Wednesday, March 13, 2024

Reflection on Faith & Politics -II -- Follow Me

 If any of you wish to be my follower, you must put aside your selfish ambition, shoulder your cross daily, and follow me.  Luke:923 

There are many messages (cultural & familial) and experiences in life that shape, mold, and color our brain's processing pathways.  These pathways are a major factor in determining our perception and interpretation of the world.  There are a number of social norms that feed into the inaccuracies we adopt.  Shame is a large one.  It plays havoc with our self-esteem. Shaming is one of the powerful tools used early in childhood to discipline and shape one's conscience and behavior.  Religion has always relied on shaming.  Another common social norm is winning is better than losing. In fact, to compete and win is drummed into us from the earliest team sports we are thrown into in elementary school.  I would posit that we don't even get to an idea of cooperation until several years later.  By that time, the message is set: beating your opponent is strength, and helping others is weak.  The third lesson taught through the subtleties of culture is that more is better.  Social norms strongly reward the "accumulators."  The one who has much is rich, and with wealth comes power and strength.  Each of these cultural influences subtly encourages hoarding, dominating, and even cheating to make up for any felt "weakness."  In turn, we see this powerfully reflected in the politics playing out, in the economy operating, and in our interactions with one another. 
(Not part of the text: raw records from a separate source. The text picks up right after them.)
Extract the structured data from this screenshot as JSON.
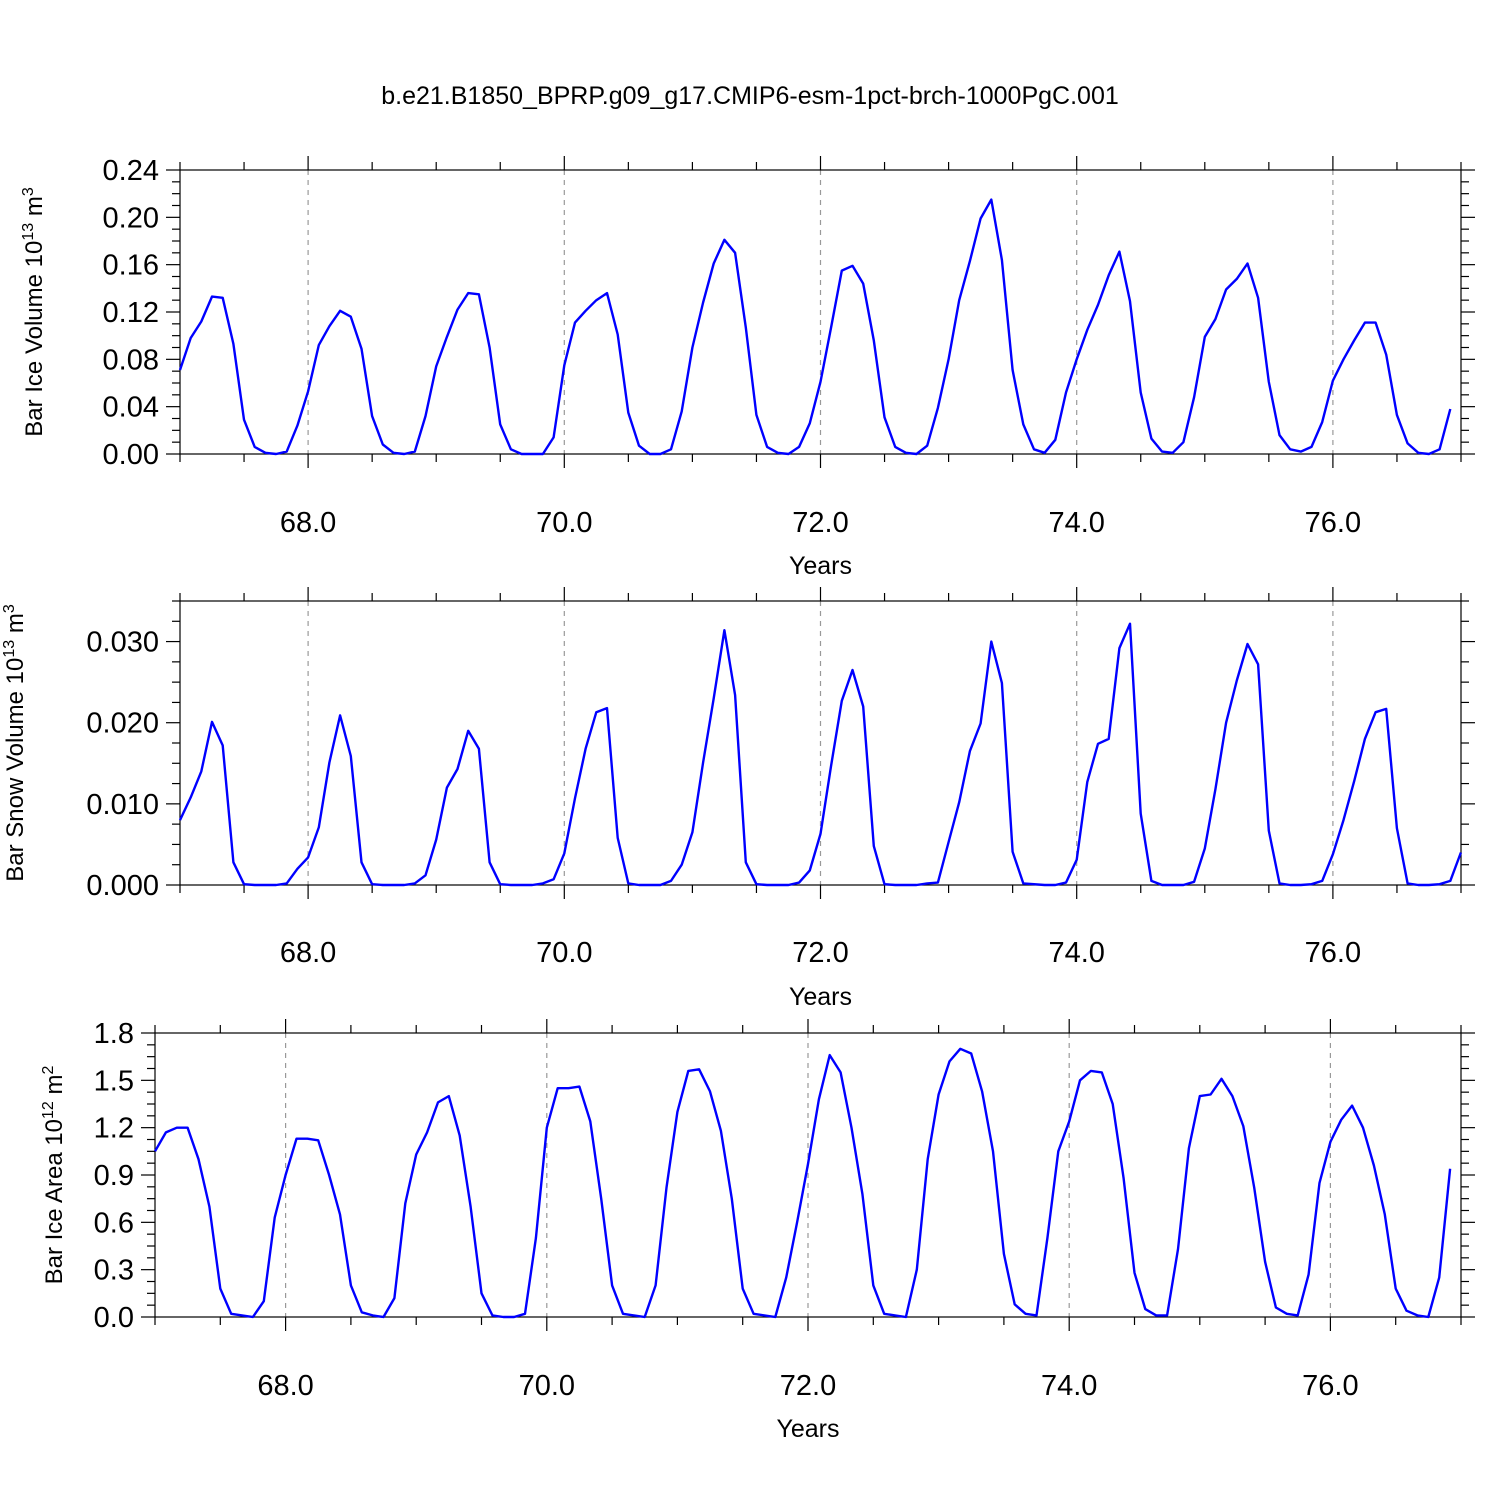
{
  "title": "b.e21.B1850_BPRP.g09_g17.CMIP6-esm-1pct-brch-1000PgC.001",
  "colors": {
    "line": "#0000ff",
    "axis": "#000000",
    "grid": "#999999"
  },
  "chart_data": [
    {
      "type": "line",
      "ylabel": "Bar Ice Volume",
      "unit_base": "10",
      "unit_exp": "13",
      "unit_symbol": "m",
      "unit_power": "3",
      "xlabel": "Years",
      "xlim": [
        67.0,
        77.0
      ],
      "ylim": [
        0.0,
        0.24
      ],
      "x_ticks": [
        "68.0",
        "70.0",
        "72.0",
        "74.0",
        "76.0"
      ],
      "y_ticks": [
        "0.00",
        "0.04",
        "0.08",
        "0.12",
        "0.16",
        "0.20",
        "0.24"
      ],
      "vertical_grid_at": [
        68,
        70,
        72,
        74,
        76
      ],
      "x_start": 67.0,
      "x_step": 0.08333,
      "series": [
        {
          "values": [
            0.071,
            0.098,
            0.112,
            0.133,
            0.132,
            0.093,
            0.029,
            0.006,
            0.001,
            0.0,
            0.002,
            0.024,
            0.053,
            0.092,
            0.108,
            0.121,
            0.116,
            0.089,
            0.032,
            0.008,
            0.001,
            0.0,
            0.002,
            0.032,
            0.074,
            0.099,
            0.122,
            0.136,
            0.135,
            0.09,
            0.025,
            0.004,
            0.0,
            0.0,
            0.0,
            0.014,
            0.075,
            0.111,
            0.121,
            0.13,
            0.136,
            0.101,
            0.035,
            0.007,
            0.0,
            0.0,
            0.004,
            0.036,
            0.09,
            0.128,
            0.161,
            0.181,
            0.17,
            0.107,
            0.033,
            0.006,
            0.001,
            0.0,
            0.006,
            0.026,
            0.061,
            0.107,
            0.155,
            0.159,
            0.144,
            0.096,
            0.031,
            0.006,
            0.001,
            0.0,
            0.007,
            0.039,
            0.08,
            0.13,
            0.163,
            0.199,
            0.215,
            0.164,
            0.071,
            0.025,
            0.004,
            0.001,
            0.012,
            0.052,
            0.08,
            0.105,
            0.126,
            0.151,
            0.171,
            0.129,
            0.052,
            0.013,
            0.002,
            0.001,
            0.01,
            0.048,
            0.099,
            0.114,
            0.139,
            0.148,
            0.161,
            0.132,
            0.061,
            0.016,
            0.004,
            0.002,
            0.006,
            0.027,
            0.062,
            0.08,
            0.096,
            0.111,
            0.111,
            0.084,
            0.033,
            0.009,
            0.001,
            0.0,
            0.004,
            0.038
          ]
        }
      ]
    },
    {
      "type": "line",
      "ylabel": "Bar Snow Volume",
      "unit_base": "10",
      "unit_exp": "13",
      "unit_symbol": "m",
      "unit_power": "3",
      "xlabel": "Years",
      "xlim": [
        67.0,
        77.0
      ],
      "ylim": [
        0.0,
        0.035
      ],
      "x_ticks": [
        "68.0",
        "70.0",
        "72.0",
        "74.0",
        "76.0"
      ],
      "y_ticks": [
        "0.000",
        "0.010",
        "0.020",
        "0.030"
      ],
      "vertical_grid_at": [
        68,
        70,
        72,
        74,
        76
      ],
      "x_start": 67.0,
      "x_step": 0.08333,
      "series": [
        {
          "values": [
            0.008,
            0.0108,
            0.014,
            0.0201,
            0.0172,
            0.0028,
            0.0001,
            0.0,
            0.0,
            0.0,
            0.0002,
            0.002,
            0.0034,
            0.0071,
            0.0151,
            0.0209,
            0.0159,
            0.0028,
            0.0001,
            0.0,
            0.0,
            0.0,
            0.0002,
            0.0012,
            0.0056,
            0.012,
            0.0143,
            0.019,
            0.0168,
            0.0028,
            0.0001,
            0.0,
            0.0,
            0.0,
            0.0002,
            0.0007,
            0.0039,
            0.0107,
            0.0168,
            0.0213,
            0.0218,
            0.0058,
            0.0002,
            0.0,
            0.0,
            0.0,
            0.0005,
            0.0025,
            0.0065,
            0.0151,
            0.023,
            0.0314,
            0.0234,
            0.0028,
            0.0001,
            0.0,
            0.0,
            0.0,
            0.0003,
            0.0018,
            0.0063,
            0.0147,
            0.0227,
            0.0265,
            0.022,
            0.0048,
            0.0001,
            0.0,
            0.0,
            0.0,
            0.0002,
            0.0003,
            0.0053,
            0.0102,
            0.0165,
            0.0199,
            0.03,
            0.0249,
            0.0041,
            0.0002,
            0.0001,
            0.0,
            0.0,
            0.0003,
            0.0031,
            0.0127,
            0.0174,
            0.018,
            0.0292,
            0.0322,
            0.0088,
            0.0005,
            0.0,
            0.0,
            0.0,
            0.0004,
            0.0045,
            0.0118,
            0.02,
            0.0252,
            0.0297,
            0.0272,
            0.0067,
            0.0002,
            0.0,
            0.0,
            0.0001,
            0.0005,
            0.0038,
            0.008,
            0.0128,
            0.018,
            0.0213,
            0.0217,
            0.007,
            0.0002,
            0.0,
            0.0,
            0.0001,
            0.0005,
            0.004
          ]
        }
      ]
    },
    {
      "type": "line",
      "ylabel": "Bar Ice Area",
      "unit_base": "10",
      "unit_exp": "12",
      "unit_symbol": "m",
      "unit_power": "2",
      "xlabel": "Years",
      "xlim": [
        67.0,
        77.0
      ],
      "ylim": [
        0.0,
        1.8
      ],
      "x_ticks": [
        "68.0",
        "70.0",
        "72.0",
        "74.0",
        "76.0"
      ],
      "y_ticks": [
        "0.0",
        "0.3",
        "0.6",
        "0.9",
        "1.2",
        "1.5",
        "1.8"
      ],
      "vertical_grid_at": [
        68,
        70,
        72,
        74,
        76
      ],
      "x_start": 67.0,
      "x_step": 0.08333,
      "series": [
        {
          "values": [
            1.05,
            1.17,
            1.2,
            1.2,
            1.0,
            0.7,
            0.18,
            0.02,
            0.01,
            0.0,
            0.1,
            0.63,
            0.9,
            1.13,
            1.13,
            1.12,
            0.9,
            0.65,
            0.2,
            0.03,
            0.01,
            0.0,
            0.12,
            0.72,
            1.03,
            1.17,
            1.36,
            1.4,
            1.15,
            0.7,
            0.15,
            0.01,
            0.0,
            0.0,
            0.02,
            0.5,
            1.2,
            1.45,
            1.45,
            1.46,
            1.24,
            0.75,
            0.2,
            0.02,
            0.01,
            0.0,
            0.2,
            0.82,
            1.3,
            1.56,
            1.57,
            1.43,
            1.18,
            0.75,
            0.18,
            0.02,
            0.01,
            0.0,
            0.25,
            0.6,
            0.97,
            1.38,
            1.66,
            1.55,
            1.2,
            0.78,
            0.2,
            0.02,
            0.01,
            0.0,
            0.3,
            1.0,
            1.41,
            1.62,
            1.7,
            1.67,
            1.43,
            1.05,
            0.4,
            0.08,
            0.02,
            0.01,
            0.5,
            1.05,
            1.24,
            1.5,
            1.56,
            1.55,
            1.35,
            0.88,
            0.28,
            0.05,
            0.01,
            0.01,
            0.43,
            1.07,
            1.4,
            1.41,
            1.51,
            1.4,
            1.21,
            0.82,
            0.35,
            0.06,
            0.02,
            0.01,
            0.27,
            0.85,
            1.11,
            1.25,
            1.34,
            1.2,
            0.96,
            0.65,
            0.18,
            0.04,
            0.01,
            0.0,
            0.25,
            0.94
          ]
        }
      ]
    }
  ]
}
To follow Jesus/"taking up our cross (our truest self)," likely means putting aside the pre-programmed social selfish ambitions. This is not denying the importance of ambition.  Healthy ambition is how human life broadens and expands.  Healthy ambition is the engine that moves the world in positive, life-affirming directions.  It is difficult, however, to find this part of ourselves if we've had parents, teachers, preachers, and coaches hammering the point that you only "make something of yourself" by getting ahead of all the competition. Most of us would accept the point that billionaires are probably at the top of the heap in this kind of societal game. But are they happier?  Is the world a better place?  Is the rest of the world happier as we all give up our own paltry worldly wealth that enables billionaires to hoard more of the money and resources (that do have a finite supply)?
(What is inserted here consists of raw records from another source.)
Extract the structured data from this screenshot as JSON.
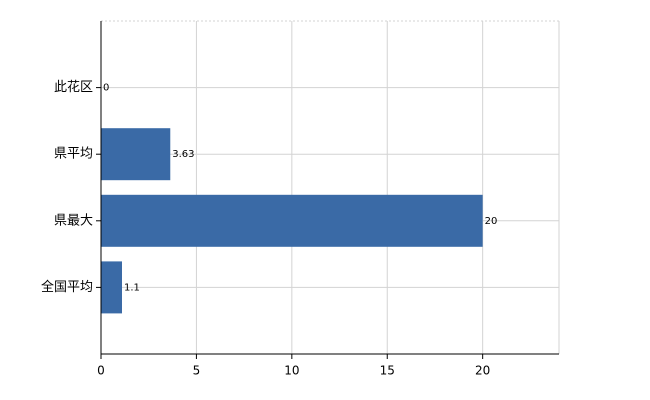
{
  "chart_data": {
    "type": "bar",
    "orientation": "horizontal",
    "categories": [
      "此花区",
      "県平均",
      "県最大",
      "全国平均"
    ],
    "values": [
      0,
      3.63,
      20,
      1.1
    ],
    "color": "#3a6aa6",
    "xlim": [
      0,
      24
    ],
    "xticks": [
      0,
      5,
      10,
      15,
      20
    ],
    "grid": true
  }
}
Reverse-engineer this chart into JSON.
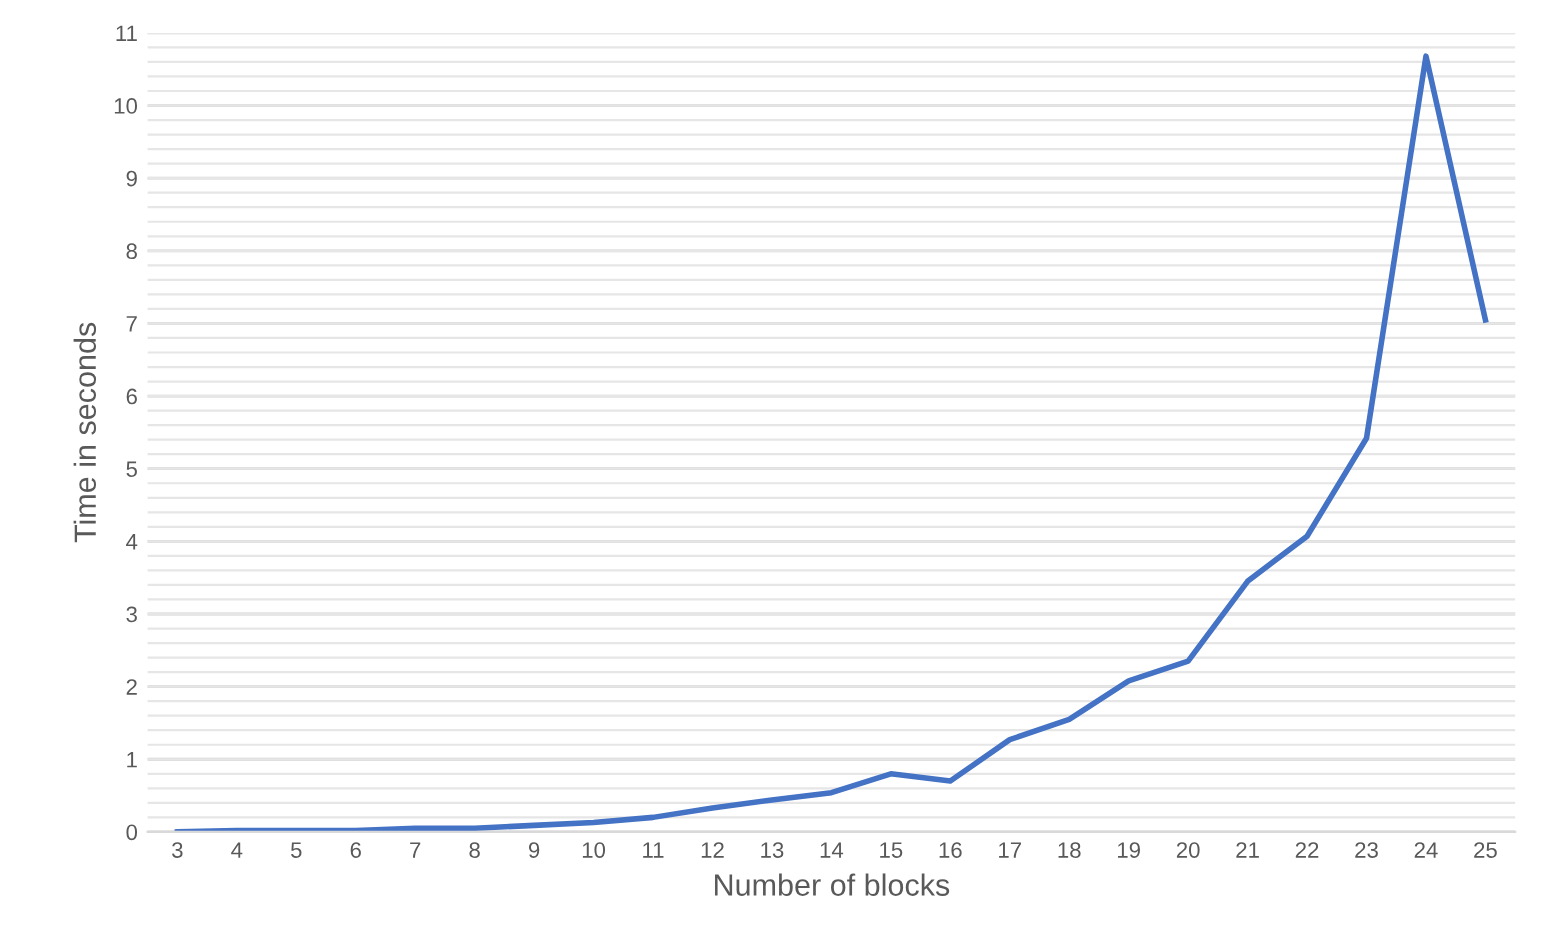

In the First Nations Version (of the New Testament) this passage goes on, "The ones who hold on to their lives will lose them, but those who are willing to lay down their lives for me and my message will live.  How will it help you to get everything you want but lose what it means to be who Creator made you to be?  Is there anything in this world worth trading for that? (Luke 9:24-25)

These words are not meant to be taken in the literal sense. Rather, holding onto a life of shame, feeling like "a loser," or caving into the constrictions and external definitions of who we are by others will cause you to lose yourself and who God created you to be.  The ropes and chains holding us back from being our "true self" will diminish the full beauty of the created order as it was intended.  Love and happiness have a difficult time shining through the smudged-up glass of shame and hoarding. Imagine the difference we would witness in the world if love and helping hands were the rule and if striving (and finding) our intended purpose was the driving force in society.  It would transform politics and everything about how humans interact.